Do you enjoy breaking bad news to someone? Me neither. It stinks! What makes it worse is if you could have done something to have prevented it.

Here’s what happened to some clients of mine and their search for their dream home.

My clients and I searched for months in Long Beach for their dream home. Right now we are in a seller’s market. If your house is priced correctly, two things will happen when you put it up for sale.

  • Multiple Offers within days
  • House goes into escrow within days.
  • As a buyer, you must be patient.

One Wednesday night, my phone rang. My clients stumbled upon a house that had just came onto the market in their desired area. Could we see it on Saturday? You bet!

Thursday morning, the listing agent for the house was having an “Agent Open House” that day. An “Agent Open House” is for real estate professionals and their clients only. Not the general public.

Even though my clients couldn’t go until Saturday, I decided to visit the property that day without them.

This goes against the conventional wisdom other agents preach. Viewing a property without your clients isn’t a “revenue generating activity”. If your clients aren’t going neither should you. You’re wasting time and time is money.

But for me, it was imperative that I go. Why?

I’m glad you asked.

Remember the two traits of a seller’s market? This house would be sold within days. My goal: plant the seeds with this agent so that she would know my buyers were the best buyers for this property.

I pulled up in front of the house. This house and neighborhood was exactly what my clients wanted. Score! For sure someone would put an offer down that day. Crap!

I spoke to the rather confident agent who listed the house. Without a doubt this house would sell and it would sell fast. This was good for her clients.

Within 3 months, all before the new school year began, her clients wanted to:

  • Sell their house
  • Purchase another home
  • Be moved

That’s alot. There are some days where it takes me 30 minutes just to find matching socks. But to do all that?

For the sellers if a solid offer came in, they would accept it and start house hunting. Immediately.

Then I asked the question that would change the terms of the conversation. “Besides price, is there anything else in the offer that the sellers are looking for?”

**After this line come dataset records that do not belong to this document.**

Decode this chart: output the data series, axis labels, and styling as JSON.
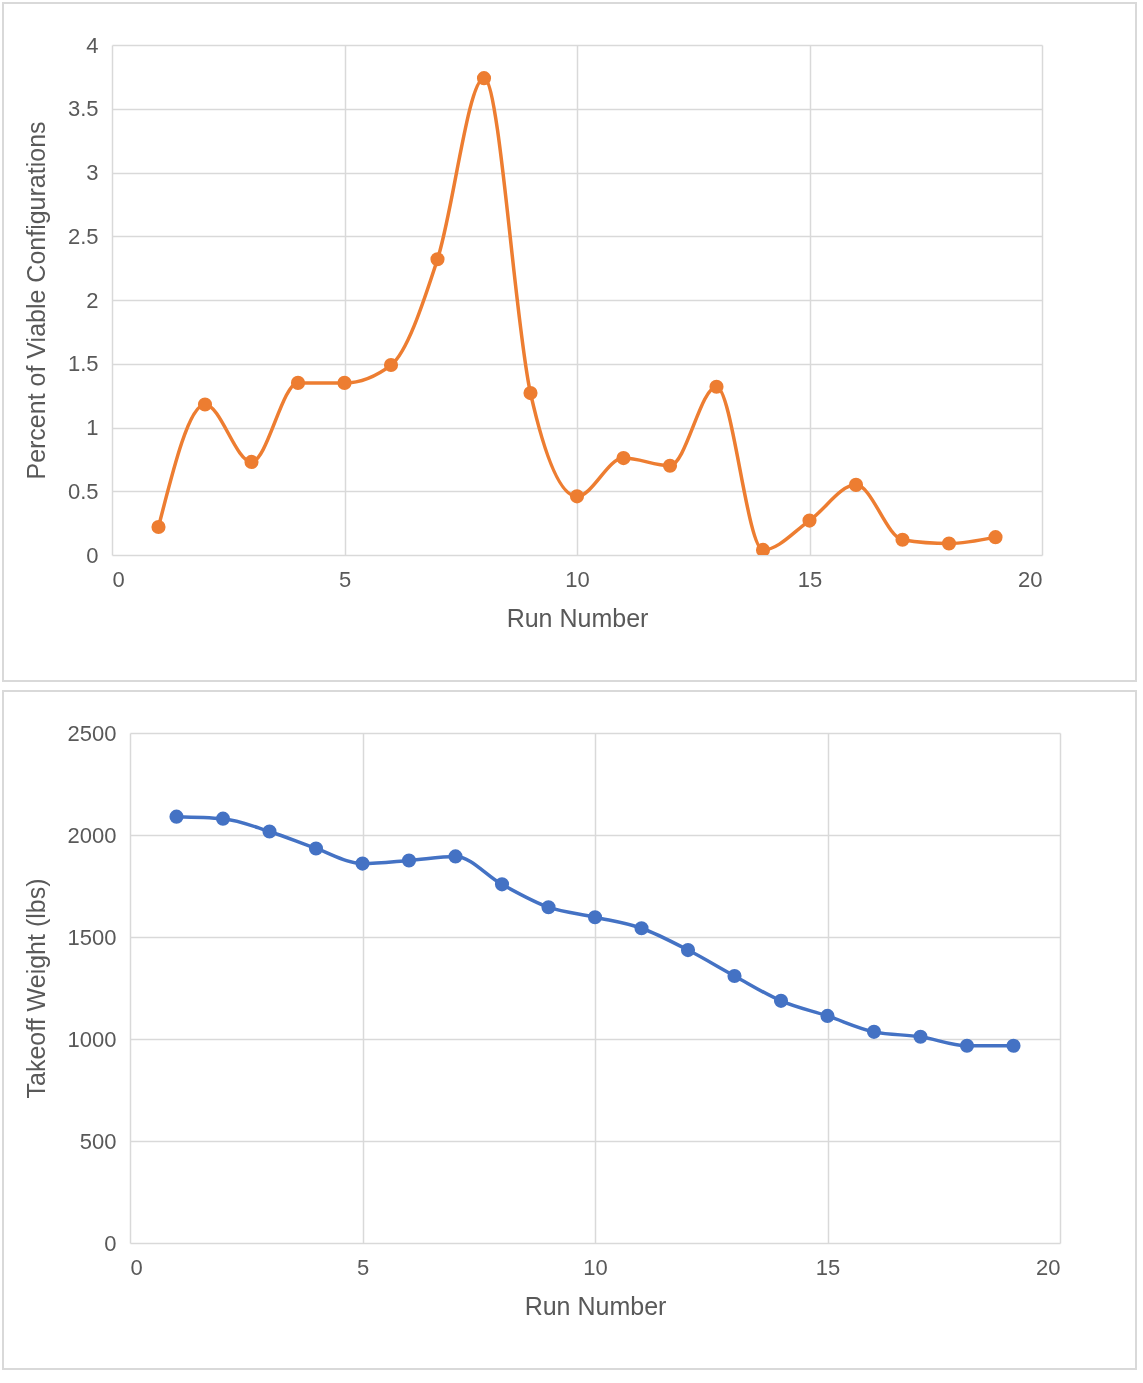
{
  "chart_data": [
    {
      "type": "line",
      "xlabel": "Run Number",
      "ylabel": "Percent of Viable Configurations",
      "x": [
        1,
        2,
        3,
        4,
        5,
        6,
        7,
        8,
        9,
        10,
        11,
        12,
        13,
        14,
        15,
        16,
        17,
        18,
        19
      ],
      "series": [
        {
          "color": "#ed7d31",
          "values": [
            0.22,
            1.18,
            0.73,
            1.35,
            1.35,
            1.49,
            2.32,
            3.74,
            1.27,
            0.46,
            0.76,
            0.7,
            1.32,
            0.04,
            0.27,
            0.55,
            0.12,
            0.09,
            0.14
          ]
        }
      ],
      "xlim": [
        0,
        20
      ],
      "xticks": [
        0,
        5,
        10,
        15,
        20
      ],
      "ylim": [
        0,
        4
      ],
      "yticks": [
        0,
        0.5,
        1,
        1.5,
        2,
        2.5,
        3,
        3.5,
        4
      ],
      "grid": true,
      "marker": "circle",
      "line_style": "solid"
    },
    {
      "type": "line",
      "xlabel": "Run Number",
      "ylabel": "Takeoff Weight (lbs)",
      "x": [
        1,
        2,
        3,
        4,
        5,
        6,
        7,
        8,
        9,
        10,
        11,
        12,
        13,
        14,
        15,
        16,
        17,
        18,
        19
      ],
      "series": [
        {
          "color": "#4472c4",
          "values": [
            2090,
            2080,
            2017,
            1934,
            1860,
            1875,
            1895,
            1758,
            1646,
            1597,
            1543,
            1436,
            1309,
            1187,
            1113,
            1035,
            1011,
            967,
            967
          ]
        }
      ],
      "xlim": [
        0,
        20
      ],
      "xticks": [
        0,
        5,
        10,
        15,
        20
      ],
      "ylim": [
        0,
        2500
      ],
      "yticks": [
        0,
        500,
        1000,
        1500,
        2000,
        2500
      ],
      "grid": true,
      "marker": "circle",
      "line_style": "solid"
    }
  ]
}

People think that sellers only accept the highest offer. Not always. Many times, the seller has some special request about the sale that has nothing to do with money.

The agent’s face sunk, the weight of nervousness pulling it down. “When the sellers sell this home, they would like to rent-back the house for 30 days while they find another home.”

I understood why she was nervous. With a rent-back, the sellers become tenants for 30 days after the close of escrow. Not many buyers want to become landlords. Not for 30 days or even 30 minutes.

Often when purchasing a home, the buyers want their house NOW. They either sold their house or their lease is ending. They practically push the seller out the door at the end of escrow.

I smiled, “Perfect. My clients are in a lease until the end of September. They were concerned about paying a mortgage and rent for 3 or 4 months. But with this, they’d get the house they want but only have to overlap for a month.”

This got her excited. I gave her my contact information, told her my clients would view the property on Saturday morning. After I would let her know, one way or the other, if my clients would submit an offer.

As I left, another agent and his client walked passed me. His client said, “This is really nice!”

I wanted to say “No, it’s not nice! It’s a meth lab! There’s a dead body under the house! The bathroom door squeaks!” Obviously I can’t say that but I wanted to.

I called my clients, reporting the good news. Excited, they said “No problem!” to the 30 day rent-back.

That night, my phone rang. It was the listing agent. Oh no! Someone submitted a solid offer on the house that day. Was there any way my clients could see the house on Friday?


My clients had an important family event and canceling was not an option. Saturday morning was the soonest they could see it.

It was slipping away. For sure my clients would love this house. But now they were in danger of losing it. I couldn’t bare to tell them they had lost their dream home. I had to do something to keep my clients in contention.

“Just to let you know,” I added, “I spoke with my clients and they have no problem with a 30-day rent back.”

After a brief period of silence, she said, “That’s good to know. I have to present this offer to the sellers tomorrow morning and let them decide. I’ll let you know.”

How much sleep do you think I got that night?

It felt like an eternity passed. Finally at 10 a.m. on Friday, I received a message from the agent. The seller decided to wait until Saturday afternoon before making a final decision.


Saturday morning, it was love at first sight! My clients wanted to submit a reasonable offer which included the 30 day rent-back. We put that together and submitted it. The listing agent told me that we were one of four offers.

Now all you can do is wait. Keep your fingers crossed. Pray that your offer is strong enough; that the time you invested, placing your clients in the best possible light, will pay off. So did it?

Yes! My clients are now the proud owners of their dream home.
This is why I buck conventional wisdom about this “Revenue Generating Activities”. If I hadn’t have gone on my own, planted the seeds with the listing agent, then my clients would have lost out. It’s that simple. Going above and beyond is business as usual.